The horses pulling the hearse wore tributes to the late Terry Casey.

The horses pulling the hearse wore tributes to the late Terry Casey.

The Director of Public Prosecutions had directed Casey, who was described then as unemployed, to face a trial on indictment in the Circuit Court.

During a bail application before the court a garda gave evidence saying Casey did not reply to the charge when it was formally put to him.

The officer alleged Casey and another man arrived at the construction site in a Jeep and approached the foreman, and that Casey informed him that the site “needed protection”.

The foreman replied that his company already had its own site security, but Casey told him: “It doesn’t work like that around here,” said the officer.

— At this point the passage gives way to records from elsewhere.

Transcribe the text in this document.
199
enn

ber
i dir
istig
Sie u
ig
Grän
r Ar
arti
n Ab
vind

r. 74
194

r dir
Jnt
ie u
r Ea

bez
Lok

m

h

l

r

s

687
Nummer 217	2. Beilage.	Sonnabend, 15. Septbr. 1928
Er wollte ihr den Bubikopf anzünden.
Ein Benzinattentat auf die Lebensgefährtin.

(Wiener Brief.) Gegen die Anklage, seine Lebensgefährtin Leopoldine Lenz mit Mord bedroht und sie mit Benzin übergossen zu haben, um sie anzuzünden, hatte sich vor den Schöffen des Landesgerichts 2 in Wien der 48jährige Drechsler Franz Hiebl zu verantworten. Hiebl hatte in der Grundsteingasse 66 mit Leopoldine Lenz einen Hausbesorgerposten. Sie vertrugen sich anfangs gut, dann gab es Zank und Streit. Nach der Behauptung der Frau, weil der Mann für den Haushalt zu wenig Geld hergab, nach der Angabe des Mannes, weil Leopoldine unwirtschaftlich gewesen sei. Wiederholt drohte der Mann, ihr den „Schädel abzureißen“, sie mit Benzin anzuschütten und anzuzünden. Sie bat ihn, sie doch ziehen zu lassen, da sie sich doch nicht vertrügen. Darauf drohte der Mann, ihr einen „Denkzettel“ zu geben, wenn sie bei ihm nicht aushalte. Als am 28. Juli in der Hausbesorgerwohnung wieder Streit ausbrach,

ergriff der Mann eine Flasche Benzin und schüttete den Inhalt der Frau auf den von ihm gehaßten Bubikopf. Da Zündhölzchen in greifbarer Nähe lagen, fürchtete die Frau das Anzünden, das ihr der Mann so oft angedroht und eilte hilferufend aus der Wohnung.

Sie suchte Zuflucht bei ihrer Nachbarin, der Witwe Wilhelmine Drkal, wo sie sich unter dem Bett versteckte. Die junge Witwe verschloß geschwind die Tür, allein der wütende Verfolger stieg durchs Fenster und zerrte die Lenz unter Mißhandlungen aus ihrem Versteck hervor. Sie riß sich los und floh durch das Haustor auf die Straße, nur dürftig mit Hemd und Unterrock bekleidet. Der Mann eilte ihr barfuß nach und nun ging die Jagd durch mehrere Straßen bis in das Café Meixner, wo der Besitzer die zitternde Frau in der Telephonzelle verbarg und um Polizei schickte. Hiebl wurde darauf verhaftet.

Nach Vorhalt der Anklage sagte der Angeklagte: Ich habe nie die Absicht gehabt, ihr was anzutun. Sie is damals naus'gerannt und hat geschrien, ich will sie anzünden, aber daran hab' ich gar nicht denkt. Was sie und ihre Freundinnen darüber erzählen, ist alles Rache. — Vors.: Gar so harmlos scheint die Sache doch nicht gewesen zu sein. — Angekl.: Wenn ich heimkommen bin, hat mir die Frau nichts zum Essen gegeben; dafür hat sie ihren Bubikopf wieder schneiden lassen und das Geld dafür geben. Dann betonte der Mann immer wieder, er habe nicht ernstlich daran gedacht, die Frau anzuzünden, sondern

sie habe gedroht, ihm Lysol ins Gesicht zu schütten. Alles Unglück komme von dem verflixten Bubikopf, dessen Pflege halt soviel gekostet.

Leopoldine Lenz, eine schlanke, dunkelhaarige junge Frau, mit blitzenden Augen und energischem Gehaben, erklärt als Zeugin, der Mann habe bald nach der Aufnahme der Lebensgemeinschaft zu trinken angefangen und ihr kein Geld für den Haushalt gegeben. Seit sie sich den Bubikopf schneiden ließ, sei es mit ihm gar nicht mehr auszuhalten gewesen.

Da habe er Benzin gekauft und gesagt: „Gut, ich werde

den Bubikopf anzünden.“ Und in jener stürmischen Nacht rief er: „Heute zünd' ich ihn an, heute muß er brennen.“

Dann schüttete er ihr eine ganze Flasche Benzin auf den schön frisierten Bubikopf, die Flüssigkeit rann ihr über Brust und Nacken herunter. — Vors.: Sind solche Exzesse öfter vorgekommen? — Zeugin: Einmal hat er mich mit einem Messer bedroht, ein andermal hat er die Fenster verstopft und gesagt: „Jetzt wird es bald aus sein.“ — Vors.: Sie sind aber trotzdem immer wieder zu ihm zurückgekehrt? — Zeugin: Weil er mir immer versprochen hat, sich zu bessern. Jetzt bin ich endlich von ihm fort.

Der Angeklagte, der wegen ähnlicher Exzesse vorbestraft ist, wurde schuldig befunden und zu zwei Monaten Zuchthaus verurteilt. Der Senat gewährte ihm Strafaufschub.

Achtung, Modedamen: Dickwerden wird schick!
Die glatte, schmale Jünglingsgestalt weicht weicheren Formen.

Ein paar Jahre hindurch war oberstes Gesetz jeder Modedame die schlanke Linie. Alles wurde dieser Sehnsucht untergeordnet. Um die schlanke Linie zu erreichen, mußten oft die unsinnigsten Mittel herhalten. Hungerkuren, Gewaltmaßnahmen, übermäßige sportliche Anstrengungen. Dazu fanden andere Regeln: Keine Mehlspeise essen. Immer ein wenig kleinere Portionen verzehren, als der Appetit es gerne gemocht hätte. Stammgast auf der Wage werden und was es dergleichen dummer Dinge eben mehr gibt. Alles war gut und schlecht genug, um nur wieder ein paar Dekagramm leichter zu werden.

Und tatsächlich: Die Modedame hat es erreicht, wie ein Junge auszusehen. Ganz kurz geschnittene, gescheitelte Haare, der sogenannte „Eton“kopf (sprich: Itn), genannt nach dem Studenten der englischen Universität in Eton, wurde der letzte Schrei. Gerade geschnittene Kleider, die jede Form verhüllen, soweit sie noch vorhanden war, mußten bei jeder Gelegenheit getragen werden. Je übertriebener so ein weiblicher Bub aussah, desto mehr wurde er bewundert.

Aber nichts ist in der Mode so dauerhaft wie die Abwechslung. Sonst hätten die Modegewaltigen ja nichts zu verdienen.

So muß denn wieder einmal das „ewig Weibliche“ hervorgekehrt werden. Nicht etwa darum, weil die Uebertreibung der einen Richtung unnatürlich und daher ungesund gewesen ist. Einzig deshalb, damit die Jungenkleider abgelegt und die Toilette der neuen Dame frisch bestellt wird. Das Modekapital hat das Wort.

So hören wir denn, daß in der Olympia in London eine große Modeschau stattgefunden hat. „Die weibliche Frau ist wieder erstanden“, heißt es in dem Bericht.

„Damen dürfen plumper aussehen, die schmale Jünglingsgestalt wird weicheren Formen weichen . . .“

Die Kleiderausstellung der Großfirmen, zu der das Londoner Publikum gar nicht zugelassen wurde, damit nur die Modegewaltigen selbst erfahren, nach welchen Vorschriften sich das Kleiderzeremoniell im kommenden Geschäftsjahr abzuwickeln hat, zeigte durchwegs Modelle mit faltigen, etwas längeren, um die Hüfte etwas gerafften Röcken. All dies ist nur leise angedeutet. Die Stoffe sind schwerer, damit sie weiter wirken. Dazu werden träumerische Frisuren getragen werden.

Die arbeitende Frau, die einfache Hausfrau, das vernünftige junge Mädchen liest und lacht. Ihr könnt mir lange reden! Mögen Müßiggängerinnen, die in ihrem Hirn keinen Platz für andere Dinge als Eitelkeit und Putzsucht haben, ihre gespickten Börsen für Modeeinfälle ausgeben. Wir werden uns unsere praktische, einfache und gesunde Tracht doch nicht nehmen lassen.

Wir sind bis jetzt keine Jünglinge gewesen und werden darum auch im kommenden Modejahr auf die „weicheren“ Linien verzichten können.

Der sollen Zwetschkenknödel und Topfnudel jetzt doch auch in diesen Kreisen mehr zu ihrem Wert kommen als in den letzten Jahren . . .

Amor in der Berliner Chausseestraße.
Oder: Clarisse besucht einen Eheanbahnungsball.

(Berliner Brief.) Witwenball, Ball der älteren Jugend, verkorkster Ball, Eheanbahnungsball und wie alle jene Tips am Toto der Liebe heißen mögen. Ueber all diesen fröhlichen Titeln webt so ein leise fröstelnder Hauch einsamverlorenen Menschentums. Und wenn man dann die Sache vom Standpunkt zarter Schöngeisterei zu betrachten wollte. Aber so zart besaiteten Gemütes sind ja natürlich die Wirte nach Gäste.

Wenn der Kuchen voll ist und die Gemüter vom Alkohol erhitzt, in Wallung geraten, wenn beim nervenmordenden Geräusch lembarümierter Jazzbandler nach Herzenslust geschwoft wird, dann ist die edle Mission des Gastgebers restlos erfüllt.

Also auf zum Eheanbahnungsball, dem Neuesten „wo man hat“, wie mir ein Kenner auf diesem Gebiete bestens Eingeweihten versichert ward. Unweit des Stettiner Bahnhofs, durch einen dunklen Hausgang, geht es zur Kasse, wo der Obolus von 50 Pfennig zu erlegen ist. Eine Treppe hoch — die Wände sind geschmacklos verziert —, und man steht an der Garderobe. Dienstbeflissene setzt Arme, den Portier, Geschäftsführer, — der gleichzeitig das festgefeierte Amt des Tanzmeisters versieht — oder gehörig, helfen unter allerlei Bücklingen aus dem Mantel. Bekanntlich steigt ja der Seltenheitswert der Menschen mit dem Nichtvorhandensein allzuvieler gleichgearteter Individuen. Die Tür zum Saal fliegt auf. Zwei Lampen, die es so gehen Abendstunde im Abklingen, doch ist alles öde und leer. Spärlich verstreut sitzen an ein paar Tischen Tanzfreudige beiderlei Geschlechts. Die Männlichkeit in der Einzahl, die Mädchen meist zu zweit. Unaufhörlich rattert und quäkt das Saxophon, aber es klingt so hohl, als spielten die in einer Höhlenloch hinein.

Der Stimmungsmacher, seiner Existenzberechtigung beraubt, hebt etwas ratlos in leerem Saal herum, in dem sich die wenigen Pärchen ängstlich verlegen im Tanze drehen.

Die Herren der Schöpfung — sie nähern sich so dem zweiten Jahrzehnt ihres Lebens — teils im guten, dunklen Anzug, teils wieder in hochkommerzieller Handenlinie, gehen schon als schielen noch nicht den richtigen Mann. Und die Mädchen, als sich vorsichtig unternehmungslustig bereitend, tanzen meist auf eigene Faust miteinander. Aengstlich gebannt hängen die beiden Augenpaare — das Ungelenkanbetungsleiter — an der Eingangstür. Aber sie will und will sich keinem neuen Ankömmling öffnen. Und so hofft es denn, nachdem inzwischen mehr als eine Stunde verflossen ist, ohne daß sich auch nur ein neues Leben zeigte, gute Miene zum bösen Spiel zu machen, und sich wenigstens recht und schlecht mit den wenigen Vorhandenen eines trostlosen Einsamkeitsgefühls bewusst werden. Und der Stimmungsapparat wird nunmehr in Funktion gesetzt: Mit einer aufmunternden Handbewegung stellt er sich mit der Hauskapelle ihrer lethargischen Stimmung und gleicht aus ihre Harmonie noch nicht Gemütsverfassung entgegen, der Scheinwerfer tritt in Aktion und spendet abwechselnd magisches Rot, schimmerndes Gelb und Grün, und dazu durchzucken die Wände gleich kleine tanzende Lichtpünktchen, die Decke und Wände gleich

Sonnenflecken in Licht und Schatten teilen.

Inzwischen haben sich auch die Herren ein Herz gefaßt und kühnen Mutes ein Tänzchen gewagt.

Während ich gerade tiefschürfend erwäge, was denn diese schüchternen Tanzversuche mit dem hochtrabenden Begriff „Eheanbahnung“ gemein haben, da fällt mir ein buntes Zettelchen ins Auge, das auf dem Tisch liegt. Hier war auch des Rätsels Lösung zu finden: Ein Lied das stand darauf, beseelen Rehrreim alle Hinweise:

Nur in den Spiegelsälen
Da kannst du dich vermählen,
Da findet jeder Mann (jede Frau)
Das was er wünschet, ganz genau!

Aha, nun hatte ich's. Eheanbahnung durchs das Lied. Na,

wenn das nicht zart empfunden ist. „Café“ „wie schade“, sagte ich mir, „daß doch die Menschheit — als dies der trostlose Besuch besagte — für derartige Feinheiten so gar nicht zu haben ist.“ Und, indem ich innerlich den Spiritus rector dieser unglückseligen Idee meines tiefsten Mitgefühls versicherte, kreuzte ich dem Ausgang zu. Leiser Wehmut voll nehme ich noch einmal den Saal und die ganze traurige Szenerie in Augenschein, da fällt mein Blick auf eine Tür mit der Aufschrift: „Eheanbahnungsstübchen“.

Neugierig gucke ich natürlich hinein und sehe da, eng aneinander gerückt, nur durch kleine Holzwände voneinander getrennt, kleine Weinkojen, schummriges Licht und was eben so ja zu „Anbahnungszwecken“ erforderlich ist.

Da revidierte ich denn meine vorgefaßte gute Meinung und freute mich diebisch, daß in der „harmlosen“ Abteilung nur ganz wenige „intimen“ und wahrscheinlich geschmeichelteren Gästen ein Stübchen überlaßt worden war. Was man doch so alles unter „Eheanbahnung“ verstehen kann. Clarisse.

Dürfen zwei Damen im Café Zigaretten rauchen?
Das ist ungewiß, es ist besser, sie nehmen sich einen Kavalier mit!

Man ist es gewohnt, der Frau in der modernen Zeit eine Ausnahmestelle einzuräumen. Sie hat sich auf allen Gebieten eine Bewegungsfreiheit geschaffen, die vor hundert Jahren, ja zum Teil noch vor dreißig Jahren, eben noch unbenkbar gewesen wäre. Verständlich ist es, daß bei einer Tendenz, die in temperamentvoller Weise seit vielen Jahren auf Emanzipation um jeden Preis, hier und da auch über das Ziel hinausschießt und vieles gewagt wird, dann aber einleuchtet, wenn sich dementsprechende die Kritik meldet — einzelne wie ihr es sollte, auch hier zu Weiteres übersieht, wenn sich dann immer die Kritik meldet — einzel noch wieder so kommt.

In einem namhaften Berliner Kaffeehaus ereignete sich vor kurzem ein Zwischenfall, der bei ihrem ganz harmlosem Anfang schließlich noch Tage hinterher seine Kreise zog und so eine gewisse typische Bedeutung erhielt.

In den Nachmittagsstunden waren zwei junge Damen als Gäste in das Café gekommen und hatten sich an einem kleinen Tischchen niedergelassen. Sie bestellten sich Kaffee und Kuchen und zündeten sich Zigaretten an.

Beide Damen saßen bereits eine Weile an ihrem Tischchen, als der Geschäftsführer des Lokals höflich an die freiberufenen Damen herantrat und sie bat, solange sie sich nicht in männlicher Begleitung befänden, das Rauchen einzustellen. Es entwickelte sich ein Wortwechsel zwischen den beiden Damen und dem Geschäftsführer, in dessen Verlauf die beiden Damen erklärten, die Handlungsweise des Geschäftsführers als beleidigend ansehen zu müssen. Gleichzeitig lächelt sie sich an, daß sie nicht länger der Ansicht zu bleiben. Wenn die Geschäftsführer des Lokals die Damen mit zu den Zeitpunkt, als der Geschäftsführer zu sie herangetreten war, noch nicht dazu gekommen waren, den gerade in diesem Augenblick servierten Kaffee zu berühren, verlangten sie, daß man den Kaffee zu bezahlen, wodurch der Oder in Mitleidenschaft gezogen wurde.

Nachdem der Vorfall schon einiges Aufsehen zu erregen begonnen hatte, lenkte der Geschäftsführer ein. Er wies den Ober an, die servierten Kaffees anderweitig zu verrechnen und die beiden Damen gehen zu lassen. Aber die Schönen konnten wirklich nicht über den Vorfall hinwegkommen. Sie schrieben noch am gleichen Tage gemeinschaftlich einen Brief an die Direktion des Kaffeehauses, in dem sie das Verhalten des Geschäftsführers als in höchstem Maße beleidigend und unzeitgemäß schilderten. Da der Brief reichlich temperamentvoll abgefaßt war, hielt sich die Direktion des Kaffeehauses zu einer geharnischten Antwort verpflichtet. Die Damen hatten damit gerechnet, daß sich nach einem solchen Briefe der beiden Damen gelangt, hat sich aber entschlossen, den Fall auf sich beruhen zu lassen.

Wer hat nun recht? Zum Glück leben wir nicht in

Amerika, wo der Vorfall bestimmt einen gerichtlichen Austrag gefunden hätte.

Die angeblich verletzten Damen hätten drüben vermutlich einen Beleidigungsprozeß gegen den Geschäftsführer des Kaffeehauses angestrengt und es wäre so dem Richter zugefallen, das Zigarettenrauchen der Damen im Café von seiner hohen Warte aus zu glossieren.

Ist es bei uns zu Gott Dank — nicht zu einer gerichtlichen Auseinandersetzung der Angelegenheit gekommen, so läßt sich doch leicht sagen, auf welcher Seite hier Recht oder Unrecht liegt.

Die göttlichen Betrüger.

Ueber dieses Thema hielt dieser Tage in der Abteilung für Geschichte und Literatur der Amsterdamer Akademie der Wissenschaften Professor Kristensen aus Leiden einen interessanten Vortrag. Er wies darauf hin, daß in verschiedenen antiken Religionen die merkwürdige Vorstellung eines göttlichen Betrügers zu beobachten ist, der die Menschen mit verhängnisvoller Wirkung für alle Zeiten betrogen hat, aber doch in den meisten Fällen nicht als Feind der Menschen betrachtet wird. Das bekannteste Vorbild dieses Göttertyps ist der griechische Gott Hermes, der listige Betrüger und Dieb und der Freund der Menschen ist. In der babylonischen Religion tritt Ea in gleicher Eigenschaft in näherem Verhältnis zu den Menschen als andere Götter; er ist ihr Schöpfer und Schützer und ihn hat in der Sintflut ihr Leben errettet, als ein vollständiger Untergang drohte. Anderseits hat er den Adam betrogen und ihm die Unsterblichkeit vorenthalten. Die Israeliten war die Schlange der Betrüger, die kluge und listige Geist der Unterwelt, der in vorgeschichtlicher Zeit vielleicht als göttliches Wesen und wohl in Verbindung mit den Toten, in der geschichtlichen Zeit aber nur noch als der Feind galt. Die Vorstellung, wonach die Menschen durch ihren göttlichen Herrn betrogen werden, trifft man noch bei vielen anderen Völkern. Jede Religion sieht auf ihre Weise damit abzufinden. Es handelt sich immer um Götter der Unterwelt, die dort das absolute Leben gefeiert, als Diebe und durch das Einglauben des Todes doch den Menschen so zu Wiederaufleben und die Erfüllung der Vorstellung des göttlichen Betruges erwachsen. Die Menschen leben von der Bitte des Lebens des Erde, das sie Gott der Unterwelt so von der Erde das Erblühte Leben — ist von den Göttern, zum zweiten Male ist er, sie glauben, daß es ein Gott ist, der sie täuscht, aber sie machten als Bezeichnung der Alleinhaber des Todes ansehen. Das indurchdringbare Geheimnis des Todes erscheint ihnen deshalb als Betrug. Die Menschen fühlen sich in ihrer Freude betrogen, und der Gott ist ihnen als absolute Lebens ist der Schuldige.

The foreman told gardai that Casey said “he had to be paid or he’d be back to see me at a later date.”

The court heard Casey gave the foreman his name and mobile phone, telling him: “It would be in your interests to pay it.”

The garda witness said Casey returned to the site the following day.

The foreman “has made signed statements” about the allegations, it was heard in court.

Casey’s solicitor said his client “disputed” the foreman’s version of events.

A garda witness agreed they were “investigating” Casey’s version of events, which were not specifically outlined to the court.

Casey was described to the court as a married father of three, and that one of his children had received treatment for a serious illness in recent years.

It was added that Casey’s heavily pregnant wife at the time, named in court as Charlene Casey, was in to support her husband, and she was due to give birth to the couple’s fourth child the following month.

If Casey was not granted bail, his wife would be on her own at home with their children, the court heard.

“He stands innocent until proven guilty, and he will abide by any bail conditions, and he will answer bail on any day he is asked to come to court,” his solicitor said.

Judge Marian O’Leary remanded Casey in custody with consent to bail, on his own bond of €5,000, of which €2,500 was to be lodged.